At 18 I'd have never picked up a philosophy book without it being a requirement for a class. Instead I picked up a novel and it shaped the rest of my life.
Thanks for the reading list..
Publius,
I’d also like thank you and BilltheDrill, as well as everyone else on the list who has made my re-reading of Atlas Shrugged much more enjoyable and illuminating than it was the first time through. I enjoyed the background information, the expansion of many of the points beyond what I would have gotten on my own, and the general high level of discourse on the subject. I only made a few comments, primarily because I invariably found whatever point I might have had already made by the time I checked in to the thread. I look forward to the next book!
- Ted
Good reading suggestions too.
Everyone, be sure and check the gutenberg.org website for etexts (or audiobooks) of the older works in the public domain. Most of them are there and for folks trying to hang on (as I am at least) you can save some cash.
Thanks for all of your hard work! I came to the party late, but it has been a pleasure to revisit this ‘old friend.’
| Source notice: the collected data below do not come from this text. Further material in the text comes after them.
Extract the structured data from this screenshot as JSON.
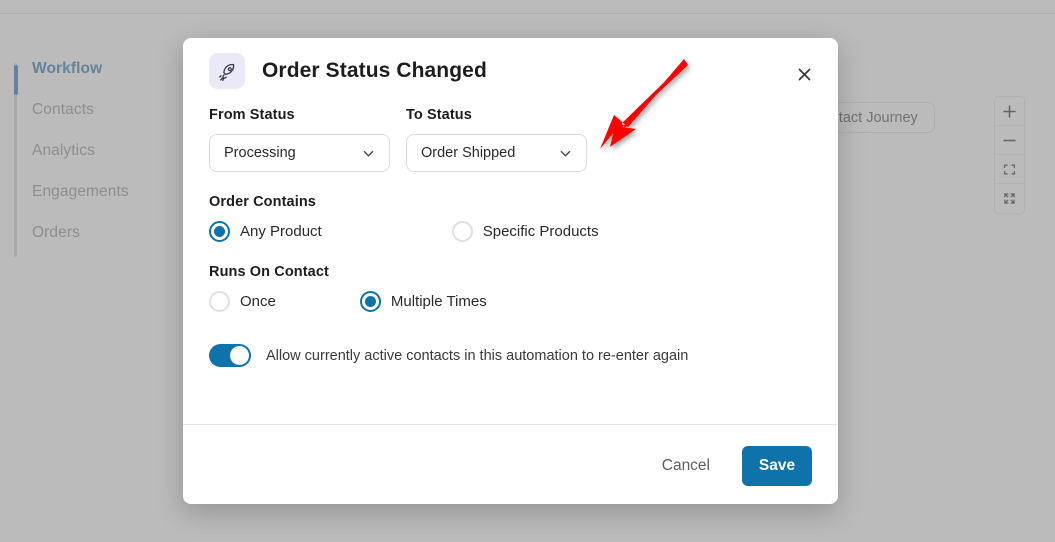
{
  "sidebar": {
    "items": [
      {
        "label": "Workflow",
        "active": true
      },
      {
        "label": "Contacts",
        "active": false
      },
      {
        "label": "Analytics",
        "active": false
      },
      {
        "label": "Engagements",
        "active": false
      },
      {
        "label": "Orders",
        "active": false
      }
    ]
  },
  "canvas": {
    "view_journey_label": "View Contact Journey",
    "zoom_controls": [
      {
        "icon": "plus-icon",
        "name": "zoom-in-button"
      },
      {
        "icon": "minus-icon",
        "name": "zoom-out-button"
      },
      {
        "icon": "fit-view-icon",
        "name": "fit-view-button"
      },
      {
        "icon": "expand-icon",
        "name": "expand-button"
      }
    ]
  },
  "modal": {
    "icon": "rocket-icon",
    "title": "Order Status Changed",
    "close_icon": "close-icon",
    "from_status": {
      "label": "From Status",
      "value": "Processing"
    },
    "to_status": {
      "label": "To Status",
      "value": "Order Shipped"
    },
    "order_contains": {
      "label": "Order Contains",
      "options": [
        {
          "label": "Any Product",
          "selected": true
        },
        {
          "label": "Specific Products",
          "selected": false
        }
      ]
    },
    "runs_on_contact": {
      "label": "Runs On Contact",
      "options": [
        {
          "label": "Once",
          "selected": false
        },
        {
          "label": "Multiple Times",
          "selected": true
        }
      ]
    },
    "reenter_toggle": {
      "label": "Allow currently active contacts in this automation to re-enter again",
      "on": true
    },
    "footer": {
      "cancel_label": "Cancel",
      "save_label": "Save"
    }
  },
  "annotation": {
    "type": "arrow",
    "color": "#fe0000",
    "points_to": "to-status-dropdown"
  },
  "colors": {
    "accent": "#0e72ab",
    "sidebar_active": "#136ea5",
    "icon_badge_bg": "#e9e9f8",
    "overlay": "#919191",
    "annotation_red": "#fe0000"
  }
}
“The arc of the plot ascends through a desperate effort of the industrialists to reignite the countrys production, countered by moves on the part of the established powers in academia, bureaucracy and culture, descending in the final third of the book to the ravaging of the country and the escape of its creative elements.”
Anyone with a working mind, looking at the state America is in today should either cry in despair or be mad as hell and be ready to fight!
I choose the latter. :)
Wow. I wish I was involved earlier. I waited for each Saturday’s thread, knowing I would read insights I hadn’t suspected and that I would have to think carefully to be able to offer anything that would add to the conversation.
Thank you Publius and Billthedrill. This was enlightening and fun.
Bravo! And, Thank you.
Thanks so much for all your hard work and dedication on this! Like many others on this thread, your analysis was something I’d look forward to all week. I am so sad it is over.
I suppose the most direct way to show my thanks is to make sure I buy your book when it comes out! :)
Thanks also to all of yall regular commentators, r-q-tek86, stylin_geek, StillThinking, .... I’ve learned so much from all of you. Yall make FreeRepublic a wonderful place.
Thank you for a job well done. I may not have posted every week, but I dutifully read the thread each week. I know so few people who are familiar with AR, it was good to get further insight from others. Good luck with your agent and I hope you get published.